Value noise is used for distributing the biomes available in the terrain. Usually white noise is being used for generating value noise, but in the procedural terrain generation system, perlin noise is being used for generating noise while getting values of selected cell’s neighbours.
Widely used in computer graphics, Gaussian Kernel or Gaussian Filter is a very powerful algorithm to smooth noises. The common approach is not using Gaussian Filter on terrain generation but the biome map approach is very suitable for Gaussian Filter. Since different biomes might have different heights compared to each other at the borders of the biomes, a fading function is required to smooth the height between biomes. Without the Gaussian Kernel function, the terrain would look very unnatural and incomplete.
Gaussian Kernel in the procedural terrain generator, determines the weights of each biome on given x, y location based on the exponential gaussian function to ensure distant neighbours affect the weight of the cell less.
Assigns a biome to each point using value noise. For each x and y, a noise is being calculated based on the noise scale. Noise scale divides both x and y, because perlin noise performs better in smaller numbers. Later the noise is multiplied with the total weight available to generate a threshold value. This threshold value is used for getting the biome index of the point. Since the point’s biome is calculated with value noise, the point is guaranteed to be in a cluster all the time. An array of biome data for each point is being returned at the end by the function.

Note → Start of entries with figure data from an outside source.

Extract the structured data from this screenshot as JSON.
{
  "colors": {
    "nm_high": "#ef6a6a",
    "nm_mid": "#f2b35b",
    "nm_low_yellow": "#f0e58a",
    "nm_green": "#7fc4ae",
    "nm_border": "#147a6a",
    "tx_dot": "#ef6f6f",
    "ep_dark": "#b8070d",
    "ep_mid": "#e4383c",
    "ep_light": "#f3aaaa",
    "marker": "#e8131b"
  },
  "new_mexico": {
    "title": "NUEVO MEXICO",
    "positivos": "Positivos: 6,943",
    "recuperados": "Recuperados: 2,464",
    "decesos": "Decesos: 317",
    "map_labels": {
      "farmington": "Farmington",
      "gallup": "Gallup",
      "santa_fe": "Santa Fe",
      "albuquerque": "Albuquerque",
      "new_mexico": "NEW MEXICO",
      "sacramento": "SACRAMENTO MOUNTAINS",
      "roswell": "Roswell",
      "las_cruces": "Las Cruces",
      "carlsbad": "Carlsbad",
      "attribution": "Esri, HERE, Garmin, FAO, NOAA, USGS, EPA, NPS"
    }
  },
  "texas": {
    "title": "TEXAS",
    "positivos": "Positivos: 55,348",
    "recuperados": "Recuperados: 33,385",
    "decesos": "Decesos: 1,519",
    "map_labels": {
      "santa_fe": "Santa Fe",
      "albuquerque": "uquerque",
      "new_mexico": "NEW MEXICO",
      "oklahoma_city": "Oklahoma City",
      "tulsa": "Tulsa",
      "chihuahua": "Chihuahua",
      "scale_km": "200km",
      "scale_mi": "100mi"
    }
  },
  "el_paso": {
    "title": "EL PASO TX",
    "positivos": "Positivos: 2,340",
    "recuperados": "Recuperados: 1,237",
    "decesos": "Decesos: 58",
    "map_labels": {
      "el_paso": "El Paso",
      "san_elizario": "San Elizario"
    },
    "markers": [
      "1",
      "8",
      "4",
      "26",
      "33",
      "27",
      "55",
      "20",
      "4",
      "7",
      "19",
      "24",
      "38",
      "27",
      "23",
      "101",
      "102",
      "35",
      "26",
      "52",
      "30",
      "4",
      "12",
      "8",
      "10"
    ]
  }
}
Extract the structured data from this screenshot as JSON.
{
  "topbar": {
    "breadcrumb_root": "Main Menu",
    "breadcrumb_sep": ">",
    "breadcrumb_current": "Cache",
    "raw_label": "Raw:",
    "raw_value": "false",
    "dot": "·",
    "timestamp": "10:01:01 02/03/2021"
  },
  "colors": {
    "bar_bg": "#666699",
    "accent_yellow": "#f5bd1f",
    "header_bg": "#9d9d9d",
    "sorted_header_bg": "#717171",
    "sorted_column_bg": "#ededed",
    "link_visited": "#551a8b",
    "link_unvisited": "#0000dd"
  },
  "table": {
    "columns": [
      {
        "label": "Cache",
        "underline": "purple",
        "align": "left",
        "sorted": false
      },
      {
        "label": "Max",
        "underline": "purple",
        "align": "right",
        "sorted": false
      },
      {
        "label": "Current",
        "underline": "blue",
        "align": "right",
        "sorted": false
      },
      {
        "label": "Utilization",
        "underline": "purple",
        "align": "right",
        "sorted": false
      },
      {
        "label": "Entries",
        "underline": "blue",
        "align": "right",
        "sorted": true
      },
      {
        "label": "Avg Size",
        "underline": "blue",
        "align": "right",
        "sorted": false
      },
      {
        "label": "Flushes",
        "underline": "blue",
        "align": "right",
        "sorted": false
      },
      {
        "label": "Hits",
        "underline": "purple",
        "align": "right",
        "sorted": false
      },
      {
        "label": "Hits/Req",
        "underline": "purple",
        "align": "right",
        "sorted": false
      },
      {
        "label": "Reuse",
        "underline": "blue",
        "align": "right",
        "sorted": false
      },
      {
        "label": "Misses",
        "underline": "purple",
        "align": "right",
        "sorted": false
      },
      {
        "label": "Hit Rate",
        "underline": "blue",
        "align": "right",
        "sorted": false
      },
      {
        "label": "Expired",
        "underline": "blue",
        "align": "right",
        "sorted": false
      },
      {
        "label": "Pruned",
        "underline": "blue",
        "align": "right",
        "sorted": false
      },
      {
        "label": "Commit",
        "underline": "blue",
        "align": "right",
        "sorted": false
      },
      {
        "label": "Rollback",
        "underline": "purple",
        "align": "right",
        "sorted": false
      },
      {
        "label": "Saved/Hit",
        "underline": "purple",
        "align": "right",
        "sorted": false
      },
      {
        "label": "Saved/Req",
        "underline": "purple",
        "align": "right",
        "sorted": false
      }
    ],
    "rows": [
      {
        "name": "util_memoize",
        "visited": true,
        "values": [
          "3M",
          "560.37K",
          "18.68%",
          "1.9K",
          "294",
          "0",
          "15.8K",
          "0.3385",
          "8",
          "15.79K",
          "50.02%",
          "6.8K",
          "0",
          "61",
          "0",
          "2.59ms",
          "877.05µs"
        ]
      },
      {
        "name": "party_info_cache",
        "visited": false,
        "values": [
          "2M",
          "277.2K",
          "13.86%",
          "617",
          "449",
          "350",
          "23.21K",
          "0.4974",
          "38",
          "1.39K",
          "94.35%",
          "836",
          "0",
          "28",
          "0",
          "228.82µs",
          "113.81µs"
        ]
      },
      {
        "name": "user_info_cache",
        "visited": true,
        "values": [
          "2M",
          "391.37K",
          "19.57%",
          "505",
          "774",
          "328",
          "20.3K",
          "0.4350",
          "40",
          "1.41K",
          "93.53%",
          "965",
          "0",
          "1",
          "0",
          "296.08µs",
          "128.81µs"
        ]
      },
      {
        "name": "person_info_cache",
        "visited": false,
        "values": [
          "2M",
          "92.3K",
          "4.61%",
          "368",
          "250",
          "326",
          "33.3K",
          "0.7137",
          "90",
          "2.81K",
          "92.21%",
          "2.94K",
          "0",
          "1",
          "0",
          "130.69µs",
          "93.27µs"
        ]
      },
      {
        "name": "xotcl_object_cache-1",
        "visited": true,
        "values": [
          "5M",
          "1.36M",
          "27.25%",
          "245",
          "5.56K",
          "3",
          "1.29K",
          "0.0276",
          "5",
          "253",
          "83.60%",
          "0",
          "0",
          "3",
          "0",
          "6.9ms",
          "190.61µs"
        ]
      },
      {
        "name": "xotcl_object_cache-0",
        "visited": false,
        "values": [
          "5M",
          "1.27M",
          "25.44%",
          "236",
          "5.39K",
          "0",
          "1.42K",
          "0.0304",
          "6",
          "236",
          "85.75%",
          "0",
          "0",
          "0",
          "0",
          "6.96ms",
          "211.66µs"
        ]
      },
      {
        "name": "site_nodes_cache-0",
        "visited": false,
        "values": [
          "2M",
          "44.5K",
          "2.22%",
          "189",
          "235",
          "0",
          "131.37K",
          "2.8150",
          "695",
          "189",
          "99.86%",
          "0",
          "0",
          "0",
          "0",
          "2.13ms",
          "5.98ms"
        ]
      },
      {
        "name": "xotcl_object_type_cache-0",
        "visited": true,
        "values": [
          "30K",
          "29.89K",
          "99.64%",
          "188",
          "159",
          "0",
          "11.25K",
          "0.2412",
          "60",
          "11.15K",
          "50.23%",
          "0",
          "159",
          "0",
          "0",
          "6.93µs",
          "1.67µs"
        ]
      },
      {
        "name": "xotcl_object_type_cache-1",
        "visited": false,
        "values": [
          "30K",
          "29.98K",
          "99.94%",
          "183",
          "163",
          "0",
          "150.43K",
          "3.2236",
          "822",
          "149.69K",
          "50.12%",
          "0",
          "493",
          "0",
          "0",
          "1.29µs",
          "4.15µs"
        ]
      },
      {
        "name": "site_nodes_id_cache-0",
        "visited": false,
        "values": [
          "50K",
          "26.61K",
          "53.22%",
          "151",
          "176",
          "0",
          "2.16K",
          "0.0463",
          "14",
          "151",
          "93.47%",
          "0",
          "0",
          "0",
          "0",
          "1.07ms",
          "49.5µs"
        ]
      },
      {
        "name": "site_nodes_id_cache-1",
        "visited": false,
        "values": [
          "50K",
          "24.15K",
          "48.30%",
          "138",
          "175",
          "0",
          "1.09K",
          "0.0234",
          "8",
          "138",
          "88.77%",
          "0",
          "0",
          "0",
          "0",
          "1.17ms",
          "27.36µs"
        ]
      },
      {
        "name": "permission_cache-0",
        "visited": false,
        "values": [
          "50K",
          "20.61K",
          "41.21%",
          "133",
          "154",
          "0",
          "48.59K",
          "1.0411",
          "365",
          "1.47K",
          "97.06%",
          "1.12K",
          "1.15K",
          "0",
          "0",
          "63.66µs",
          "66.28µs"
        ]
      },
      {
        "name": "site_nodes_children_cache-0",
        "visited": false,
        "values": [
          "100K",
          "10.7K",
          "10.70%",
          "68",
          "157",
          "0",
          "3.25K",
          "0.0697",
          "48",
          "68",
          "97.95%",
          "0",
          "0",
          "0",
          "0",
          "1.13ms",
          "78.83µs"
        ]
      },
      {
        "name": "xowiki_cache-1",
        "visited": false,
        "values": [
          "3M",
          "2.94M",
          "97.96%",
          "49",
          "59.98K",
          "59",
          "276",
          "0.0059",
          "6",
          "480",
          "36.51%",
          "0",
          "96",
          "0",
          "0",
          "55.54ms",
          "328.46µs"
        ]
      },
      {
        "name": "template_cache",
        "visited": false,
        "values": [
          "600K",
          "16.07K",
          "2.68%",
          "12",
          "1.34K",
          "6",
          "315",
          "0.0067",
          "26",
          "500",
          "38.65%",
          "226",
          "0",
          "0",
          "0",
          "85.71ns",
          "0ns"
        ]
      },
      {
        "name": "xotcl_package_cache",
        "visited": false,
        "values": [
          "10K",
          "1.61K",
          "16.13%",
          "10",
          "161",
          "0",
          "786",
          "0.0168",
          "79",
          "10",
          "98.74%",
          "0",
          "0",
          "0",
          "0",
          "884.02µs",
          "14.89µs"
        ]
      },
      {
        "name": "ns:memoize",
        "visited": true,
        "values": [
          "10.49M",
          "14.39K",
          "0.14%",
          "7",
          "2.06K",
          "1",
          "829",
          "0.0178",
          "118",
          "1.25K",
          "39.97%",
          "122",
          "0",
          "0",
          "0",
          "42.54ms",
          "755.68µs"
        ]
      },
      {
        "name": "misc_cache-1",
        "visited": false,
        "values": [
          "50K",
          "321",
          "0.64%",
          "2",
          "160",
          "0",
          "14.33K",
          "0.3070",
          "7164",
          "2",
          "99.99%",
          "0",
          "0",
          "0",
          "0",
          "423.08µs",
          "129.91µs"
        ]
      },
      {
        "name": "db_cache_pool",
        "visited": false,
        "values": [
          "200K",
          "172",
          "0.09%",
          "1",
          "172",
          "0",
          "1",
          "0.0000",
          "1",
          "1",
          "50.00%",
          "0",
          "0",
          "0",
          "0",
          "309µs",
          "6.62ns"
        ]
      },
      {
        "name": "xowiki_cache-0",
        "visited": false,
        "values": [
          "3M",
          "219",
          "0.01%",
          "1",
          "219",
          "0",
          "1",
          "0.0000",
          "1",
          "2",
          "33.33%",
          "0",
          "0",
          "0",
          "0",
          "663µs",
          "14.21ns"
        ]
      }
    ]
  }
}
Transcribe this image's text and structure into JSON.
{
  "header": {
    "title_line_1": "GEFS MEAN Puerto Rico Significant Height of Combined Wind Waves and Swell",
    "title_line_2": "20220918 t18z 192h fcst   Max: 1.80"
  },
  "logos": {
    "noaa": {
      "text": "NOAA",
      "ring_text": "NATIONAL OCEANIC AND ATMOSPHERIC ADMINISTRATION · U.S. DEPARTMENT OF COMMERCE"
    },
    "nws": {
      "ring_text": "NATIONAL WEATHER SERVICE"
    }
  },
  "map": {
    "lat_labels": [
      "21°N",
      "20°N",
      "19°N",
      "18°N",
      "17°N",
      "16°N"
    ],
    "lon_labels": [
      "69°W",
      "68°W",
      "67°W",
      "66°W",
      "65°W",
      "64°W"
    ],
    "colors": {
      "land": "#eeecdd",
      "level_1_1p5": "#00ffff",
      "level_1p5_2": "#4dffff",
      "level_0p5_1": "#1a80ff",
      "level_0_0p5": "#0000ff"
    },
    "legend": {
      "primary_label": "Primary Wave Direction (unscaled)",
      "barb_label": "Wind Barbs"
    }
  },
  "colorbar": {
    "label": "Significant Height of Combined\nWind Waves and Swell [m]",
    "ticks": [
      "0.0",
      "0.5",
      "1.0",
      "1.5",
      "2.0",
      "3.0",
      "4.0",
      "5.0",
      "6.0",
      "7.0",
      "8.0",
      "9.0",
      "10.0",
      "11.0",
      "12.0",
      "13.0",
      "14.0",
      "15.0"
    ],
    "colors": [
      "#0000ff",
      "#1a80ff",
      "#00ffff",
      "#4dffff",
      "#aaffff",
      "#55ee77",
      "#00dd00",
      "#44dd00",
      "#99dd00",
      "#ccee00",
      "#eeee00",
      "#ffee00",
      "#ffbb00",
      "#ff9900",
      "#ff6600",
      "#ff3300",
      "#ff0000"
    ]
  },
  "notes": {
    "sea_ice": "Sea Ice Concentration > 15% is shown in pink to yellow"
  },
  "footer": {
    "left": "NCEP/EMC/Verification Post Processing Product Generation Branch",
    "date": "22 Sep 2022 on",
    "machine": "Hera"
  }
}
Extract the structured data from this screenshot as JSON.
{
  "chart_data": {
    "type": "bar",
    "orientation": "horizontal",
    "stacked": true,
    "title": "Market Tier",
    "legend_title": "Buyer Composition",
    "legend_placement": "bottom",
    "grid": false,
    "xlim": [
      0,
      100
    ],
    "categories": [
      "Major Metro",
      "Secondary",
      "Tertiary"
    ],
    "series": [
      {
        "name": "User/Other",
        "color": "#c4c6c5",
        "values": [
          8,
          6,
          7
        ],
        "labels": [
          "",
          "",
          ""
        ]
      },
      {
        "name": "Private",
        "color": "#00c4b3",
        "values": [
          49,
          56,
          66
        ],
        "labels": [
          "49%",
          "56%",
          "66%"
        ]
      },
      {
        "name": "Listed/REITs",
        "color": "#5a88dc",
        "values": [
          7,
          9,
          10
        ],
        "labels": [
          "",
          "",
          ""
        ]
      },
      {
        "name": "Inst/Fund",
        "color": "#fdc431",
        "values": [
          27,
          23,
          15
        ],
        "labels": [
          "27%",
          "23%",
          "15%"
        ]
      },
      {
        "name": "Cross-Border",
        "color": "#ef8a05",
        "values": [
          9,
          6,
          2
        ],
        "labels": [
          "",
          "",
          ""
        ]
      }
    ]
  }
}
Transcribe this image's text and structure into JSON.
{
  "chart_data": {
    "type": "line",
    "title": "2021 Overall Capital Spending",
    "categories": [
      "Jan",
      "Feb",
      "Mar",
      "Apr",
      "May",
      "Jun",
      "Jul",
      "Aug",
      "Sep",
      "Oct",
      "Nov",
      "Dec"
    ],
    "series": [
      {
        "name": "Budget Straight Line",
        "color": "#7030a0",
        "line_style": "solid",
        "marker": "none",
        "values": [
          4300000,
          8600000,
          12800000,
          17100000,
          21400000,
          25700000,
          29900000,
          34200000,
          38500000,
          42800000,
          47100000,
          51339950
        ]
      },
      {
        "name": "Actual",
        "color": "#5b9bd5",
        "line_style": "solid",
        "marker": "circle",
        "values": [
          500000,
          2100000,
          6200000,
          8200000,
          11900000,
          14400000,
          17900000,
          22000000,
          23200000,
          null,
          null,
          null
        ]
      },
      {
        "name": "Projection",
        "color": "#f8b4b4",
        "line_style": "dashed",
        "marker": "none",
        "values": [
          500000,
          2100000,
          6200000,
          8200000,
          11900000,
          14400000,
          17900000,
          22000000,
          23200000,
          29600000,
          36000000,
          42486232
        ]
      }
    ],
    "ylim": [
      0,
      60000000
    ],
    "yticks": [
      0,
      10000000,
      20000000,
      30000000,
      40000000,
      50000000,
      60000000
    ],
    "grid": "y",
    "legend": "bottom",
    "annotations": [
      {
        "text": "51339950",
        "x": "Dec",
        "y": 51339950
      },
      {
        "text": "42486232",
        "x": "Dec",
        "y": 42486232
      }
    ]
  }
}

Calculates blending weights for biomes in each x, y point with Gaussian Kernel and uses biome specific FBM to calculate the height generated for each biome at given point. Later heights multiplied with weight of each biome, resulting in the biome's FBM to be dominant at the center of the cluster while not breaking the smooth transition effect between biomes. Gaussian Kernel is the perfect solution, because of the exponential nature of Gaussian function, centers of the clusters will not be affected from blending between two biomes.
Biome weight totals are always normalized to have a maximum value of 1, because higher values will create inconsistent results. Blended height generated by the function is also multiplied with terrain amplitude since FBM, or perlin noise, works very well on small numbers and the result of FBM is very small. The new value transitions after multiplication will be visible with the human eye in the game.